Last week I also heard some bad news about one of my cousins, and reflected again on my own life. Selfish, I know...but sometimes it's helpful too. I often wonder at times like this about how my life reflects on others. What will they say about me? I'm hoping that I will have made a difference and that my life reflected the life of my Lord. Yet, the scary part is that too many times I take the selfish way out. I reflect only on myself, forgetting others and soon that passage of time creeps up and I'm left with nothing to show for my life. I can't really say anything about my cousin who died, as I barely knew him at all.

Tuesday, September 28, 2010

Waiting for fall


The first day of fall felt like summer. Even with the rain, it felt like a steam bath. I guess it's good in one way---sweating off the pounds. Yes, I still think about that and wonder why it is now so hard to lose the extra pounds. I know I have to stop obsessing about it. Yet most of the advertising time spent is spent on exercise machines (I call them torture machines) and diet products. I cringe when I think of all the time and money spent to try to get thinner. Some of it is good. We all do need to be more aware of our food intake...what we're putting in our bodies. This is especially true when you discover that most of our eggs, poultry and other food products come from unsanitary conditions. (At least that's what you hear from those who know.)

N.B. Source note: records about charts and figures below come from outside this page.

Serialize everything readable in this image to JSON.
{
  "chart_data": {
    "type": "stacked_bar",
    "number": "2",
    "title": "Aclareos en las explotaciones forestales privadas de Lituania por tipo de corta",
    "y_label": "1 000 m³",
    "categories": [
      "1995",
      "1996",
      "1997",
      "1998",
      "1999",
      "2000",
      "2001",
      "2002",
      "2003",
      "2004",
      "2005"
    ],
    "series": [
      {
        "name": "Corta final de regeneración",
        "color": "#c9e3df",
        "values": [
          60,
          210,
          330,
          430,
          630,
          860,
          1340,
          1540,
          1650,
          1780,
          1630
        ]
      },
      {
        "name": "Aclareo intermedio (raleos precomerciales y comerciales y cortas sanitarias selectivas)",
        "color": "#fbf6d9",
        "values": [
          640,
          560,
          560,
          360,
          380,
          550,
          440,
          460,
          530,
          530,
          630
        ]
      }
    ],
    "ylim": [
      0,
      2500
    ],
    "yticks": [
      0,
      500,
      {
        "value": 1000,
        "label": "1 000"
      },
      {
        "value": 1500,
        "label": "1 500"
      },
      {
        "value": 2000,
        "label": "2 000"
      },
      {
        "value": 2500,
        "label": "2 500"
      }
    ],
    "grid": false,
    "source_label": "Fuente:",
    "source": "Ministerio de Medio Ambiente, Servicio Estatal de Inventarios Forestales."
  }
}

Autumn is my favorite time of year. I love the colorful leaves, the nice cool breezes and the smell of burning leaves. I still recall the time I went to a bonfire the community was having to celebrate. I wanted to bring marshmallows, but chickened out at the last minute. There is nothing to compare to listening to the fire crackle and feeling its warmth touch your face.

Tuesday, September 21, 2010

Materialism-Do we make time for God?


I went on vacation last week to a place that prides itself on holding onto the past. In the downtown area, there are signs everywhere that the people want to make changes. We are a nation that forever likes to live in the moment, forgetting the past and foraging into the future. Yet we feel a pull to go back to those simple times. Our past has a lot to teach us. It can't define us. We can't be so focused on living or trying to live in a past that we have no part of living.

Hence the struggle...a big part of that past is what we really need to bring back to life. We forgot God to our drive to gather more stuff to satisfy the huge hole in our lives. We look for the next best thing, little realizing that we forgot the very one that gave us our being. I noticed the churches that peppered the area and mourned. Not even the website for the place mentions the presence of these churches. Where has our faith gone? Have we given up on God?

I long for the days, seems like a lifetime ago, when the churches were alive and growing with people. I still remember the days after that horrific day in September 2001 when a mini revival started. What happened? Has time washed away the revival?

Tuesday, September 7, 2010

Fears relieved or Faith emboldened


My sister and her husband made it home safely from Bermuda. The big scary hurricane heading our way averted the shoreline and made its way out to sea. I thank God for his mercies that are new every morning. I'm now planning another trip myself. I felt it this morning as I struggled to work...that need to get away and relax for a time. I will have a lot to think about and mull over during this time away. I know that I need to let go of my fears for the future. I need to believe that God is in control. Yet, this is hard to do. I let myself get carried away by my worries. I have to stop that. I have to let God be God. If I don't, then it's like giving up or even worse...rejecting God.

I long for the day that I will meet God. I hope that he will say to me...
"Come into your own, thou good and faithful servant."
I know I don't deserve anything from God. None of us do. I marvel though at his grace towards us. His sacrifice for me leaves me breathless. I know that my faith is weak, yet I also know that he uses the weak.